Compassionate landlords are often derided as naïve by the real estate cognoscenti, who say our trustworthiness is just a cover for our spinelessness and that we’re frequently duped by deadbeat renters and unscrupulous service people. Unfortunately, I think this is sometimes true, and it behooves landlords to be vigilant.
I made a colossal blunder in 2015, when a fire destroyed our 16-unit Victorian office building, the crown jewel of our mom-and-pop enterprise. To my dismay, I discovered that I’d neglected to get insurance coverage for loss of rents. For five months, I had the usual fixed expenses like mortgage, insurance, and property taxes, with zero income to pay them. I can still hear replays of my father’s admonition about my unfitness for business.
Remember those eight wonders of the world? You’re probably also well-versed in the wonders of jacking up rents as fast and as high as local regulations permit. Besides being repugnant, that playbook is financially counterproductive. It’s a sure way to alienate renters and motivate them to suddenly come up with problems that need fixing.
That brings me to some real estate blasphemy: Macho management is a losing financial proposition. I don’t like to raise rents too much because I risk losing good tenants. In my book, if there are no calls, no problems and reliable rent payments, I’ll only ask for a small increase. Recently, however, I blew it. I raised a responsible renter $100, and she left in a huff. “So, what,” you say? “Just increase the rent by $200 on the bloke coming in.” Talk about naïve. First, I had to primp the unit, including $200 for carpet cleaning, $175 to caulk the tub and another $200 to fix a leak under the kitchen sink. Next, I had to pay $5,000 to paint half of the two-bedroom duplex.

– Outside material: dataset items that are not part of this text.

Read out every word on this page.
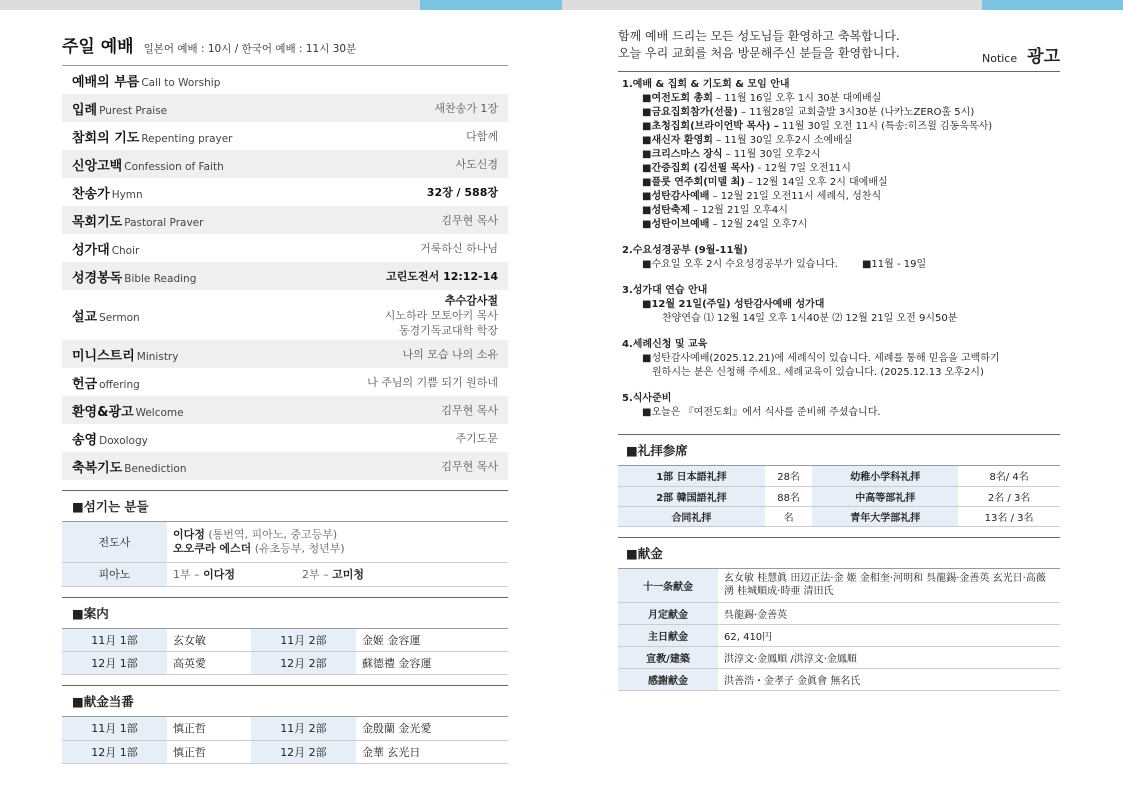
주일 예배 일본어 예배 : 10시 / 한국어 예배 : 11시 30분
예배의 부름 Call to Worship
입례 Purest Praise	새찬송가 1장
참회의 기도 Repenting prayer	다함께
신앙고백 Confession of Faith	사도신경
찬송가 Hymn	32장 / 588장
목회기도 Pastoral Praver	김무현 목사
성가대 Choir	거룩하신 하나님
성경봉독 Bible Reading	고린도전서 12:12-14
설교 Sermon
추수감사절
시노하라 모토아키 목사
동경기독교대학 학장
미니스트리 Ministry	나의 모습 나의 소유
헌금 offering	나 주님의 기쁨 되기 원하네
환영&광고 Welcome	김무현 목사
송영 Doxology	주기도문
축복기도 Benediction	김무현 목사
■섬기는 분들
전도사	이다정 (통번역, 피아노, 중고등부)
오오쿠라 에스더 (유초등부, 청년부)

피아노	1부 – 이다정 2부 – 고미청
■案内
11月 1部	玄女敏	11月 2部	金姬 金容運
12月 1部	高英愛	12月 2部	蘇德禮 金容運
■献金当番
11月 1部	慎正哲	11月 2部	金殷蘭 金光愛
12月 1部	慎正哲	12月 2部	金華 玄光日
함께 예배 드리는 모든 성도님들 환영하고 축복합니다.
오늘 우리 교회를 처음 방문해주신 분들을 환영합니다.	Notice 광고
1.예배 & 집회 & 기도회 & 모임 안내
■여전도회 총회 – 11월 16일 오후 1시 30분 대예배실
■금요집회참가(선물) – 11월28일 교회출발 3시30분 (나카노ZERO홀 5시)
■초청집회(브라이언박 목사) – 11월 30일 오전 11시 (특송:히즈윌 김동욱목사)
■새신자 환영회 – 11월 30일 오후2시 소예배실
■크리스마스 장식 – 11월 30일 오후2시
■간증집회 (김선필 목사) - 12월 7일 오전11시
■플룻 연주회(미델 최) – 12월 14일 오후 2시 대예배실
■성탄감사예배 – 12월 21일 오전11시 세례식, 성찬식
■성탄축제 – 12월 21일 오후4시
■성탄이브예배 – 12월 24일 오후7시
2.수요성경공부 (9월-11월)
■수요일 오후 2시 수요성경공부가 있습니다. ■11월 - 19일
3.성가대 연습 안내
■12월 21일(주일) 성탄감사예배 성가대
찬양연습 ⑴ 12월 14일 오후 1시40분 ⑵ 12월 21일 오전 9시50분
4.세례신청 및 교육
■성탄감사예배(2025.12.21)에 세례식이 있습니다. 세례를 통해 믿음을 고백하기
원하시는 분은 신청해 주세요. 세례교육이 있습니다. (2025.12.13 오후2시)
5.식사준비
■오늘은 『여전도회』에서 식사를 준비해 주셨습니다.
■礼拝参席
1部 日本語礼拝	28名	幼稚小学科礼拝	8名/ 4名
2部 韓国語礼拝	88名	中高等部礼拝	2名 / 3名
合同礼拝	名	青年大学部礼拝	13名 / 3名
■献金
十一条献金	玄女敏 桂慧眞 田辺正法·金 姬 金相奎·河明和 呉龍錫·金善英 玄光日·高薇湧 桂城順成·時亜 清田氏
月定献金	呉龍錫·金善英
主日献金	62, 410円
宣教/建築	洪淳文·金鳳順 /洪淳文·金鳳順
感謝献金	洪善浩・金孝子 金眞會 無名氏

Sound bad? We aren’t done yet. Throw in a month’s “rent up” fee—the payment to a real-estate broker to find us a new tenant. Add in the lost income from a unit that’s vacant for at least a month, while we prep the unit and find a new renter. It might take over two years to recoup these various expenses. I’ll place my bets on longevity any day. Ditto for my property manager, who has held my hand through 38 years and many rocky times.
By my parents’ standards, I was never cut out to be a landlord, and I’m still haunted by my father’s misgivings about me. My life and career were jumpstarted by the diligence and perseverance of my parents, and—strange as it may sound—that’s made me glad I’ve been a responsive, caring landlord. I feel doing so has enriched the lives of my renters, folks who didn’t get as good a number in the birth lottery as I did.